That's a good point, although it would be hard to argue that the cats weren't likely eating some human food waste just as they do today. The Egyptians, where many argue wide-scale cat domestication is likely to have occurred, fed their cats on bread and milk and slices of Nile fish, and certainly considered cats not only pets but family. In addition to finding some wealthy mummified with their cats, a specialized cat tomb was found with approximately eighty thousand cat mummies where the Egyptians laid their loved ones to rest at approximately 2000 BCE.Are you suggesting that domestic cats have eating cooked food for 10,000 years? If so, that's a mighty big assumption isn't it? The impression I've gotten is that for the majority of recent history (last 100 years or so), in the west at least, that most cats weren't even considered pets.

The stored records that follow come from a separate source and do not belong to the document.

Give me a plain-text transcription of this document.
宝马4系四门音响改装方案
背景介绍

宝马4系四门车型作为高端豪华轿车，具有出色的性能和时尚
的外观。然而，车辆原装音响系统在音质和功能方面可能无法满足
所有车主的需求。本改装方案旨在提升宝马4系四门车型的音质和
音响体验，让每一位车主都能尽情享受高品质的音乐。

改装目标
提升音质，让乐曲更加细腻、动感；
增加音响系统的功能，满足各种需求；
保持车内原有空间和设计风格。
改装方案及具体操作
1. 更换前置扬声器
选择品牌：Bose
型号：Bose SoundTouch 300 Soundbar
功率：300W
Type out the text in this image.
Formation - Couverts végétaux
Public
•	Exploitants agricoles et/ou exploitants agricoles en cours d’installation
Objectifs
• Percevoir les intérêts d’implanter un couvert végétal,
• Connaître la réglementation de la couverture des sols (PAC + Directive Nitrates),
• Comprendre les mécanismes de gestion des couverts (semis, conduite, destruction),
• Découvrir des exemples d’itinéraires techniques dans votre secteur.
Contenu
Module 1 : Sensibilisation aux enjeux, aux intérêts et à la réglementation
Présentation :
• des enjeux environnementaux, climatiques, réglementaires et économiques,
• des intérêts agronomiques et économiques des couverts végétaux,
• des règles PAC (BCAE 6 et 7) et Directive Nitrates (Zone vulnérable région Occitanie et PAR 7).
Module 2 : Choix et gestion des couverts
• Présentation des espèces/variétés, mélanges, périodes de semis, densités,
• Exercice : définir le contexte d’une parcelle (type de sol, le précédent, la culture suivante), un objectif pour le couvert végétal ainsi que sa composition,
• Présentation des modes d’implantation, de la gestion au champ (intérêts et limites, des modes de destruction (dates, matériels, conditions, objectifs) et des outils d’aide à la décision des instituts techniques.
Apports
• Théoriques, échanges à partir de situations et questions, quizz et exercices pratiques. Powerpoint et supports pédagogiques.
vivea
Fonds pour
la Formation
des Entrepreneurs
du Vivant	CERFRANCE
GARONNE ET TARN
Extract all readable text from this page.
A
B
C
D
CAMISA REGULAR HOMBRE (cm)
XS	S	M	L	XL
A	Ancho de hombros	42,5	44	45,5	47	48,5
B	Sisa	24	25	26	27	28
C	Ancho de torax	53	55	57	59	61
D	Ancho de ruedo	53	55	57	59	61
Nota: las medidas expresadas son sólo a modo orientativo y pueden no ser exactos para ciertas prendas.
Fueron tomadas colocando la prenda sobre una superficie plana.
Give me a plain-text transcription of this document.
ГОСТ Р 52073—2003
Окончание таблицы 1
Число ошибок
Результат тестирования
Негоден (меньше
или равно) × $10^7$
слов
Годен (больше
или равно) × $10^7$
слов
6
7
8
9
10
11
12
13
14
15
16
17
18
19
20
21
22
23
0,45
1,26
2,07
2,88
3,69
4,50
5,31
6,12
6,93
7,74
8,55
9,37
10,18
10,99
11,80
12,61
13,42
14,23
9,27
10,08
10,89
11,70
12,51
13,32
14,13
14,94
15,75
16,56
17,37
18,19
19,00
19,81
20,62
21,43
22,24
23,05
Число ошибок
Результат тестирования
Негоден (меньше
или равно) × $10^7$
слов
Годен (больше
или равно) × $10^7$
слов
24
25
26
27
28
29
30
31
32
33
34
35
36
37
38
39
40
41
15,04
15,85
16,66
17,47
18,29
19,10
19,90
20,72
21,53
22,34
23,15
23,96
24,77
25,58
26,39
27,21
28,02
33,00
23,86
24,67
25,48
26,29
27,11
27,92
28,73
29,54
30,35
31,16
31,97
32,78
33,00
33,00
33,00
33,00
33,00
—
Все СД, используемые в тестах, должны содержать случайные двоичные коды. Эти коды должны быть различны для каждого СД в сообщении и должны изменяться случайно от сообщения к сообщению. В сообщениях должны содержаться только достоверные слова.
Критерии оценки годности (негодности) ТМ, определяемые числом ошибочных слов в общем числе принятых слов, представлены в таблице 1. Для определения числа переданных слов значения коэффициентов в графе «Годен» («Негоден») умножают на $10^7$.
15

Here from 1876 was a resident 'cat expert' Gordon Stables:
"If then, only for the sake of making more valuable as a vermin-killer, she ought to have regular and sufficient food. A cat ought to be fed at least twice a day. Let her have a dish to herself, put down to her, and removed when the meal is finished. Experience is the best teacher as regards the quantity of a cat's food, and in quality let it be varied. Oatmeal porridge and milk, or white bread steeped in warm milk, to which a little sugar has been added, are both excellent breakfasts for puss. Remember that too much flesh-meat, especially liver,—which ought only to be given occasionally,—is very apt to induce a troublesome diarrhea."
I don't think modern nutritionists would agree though!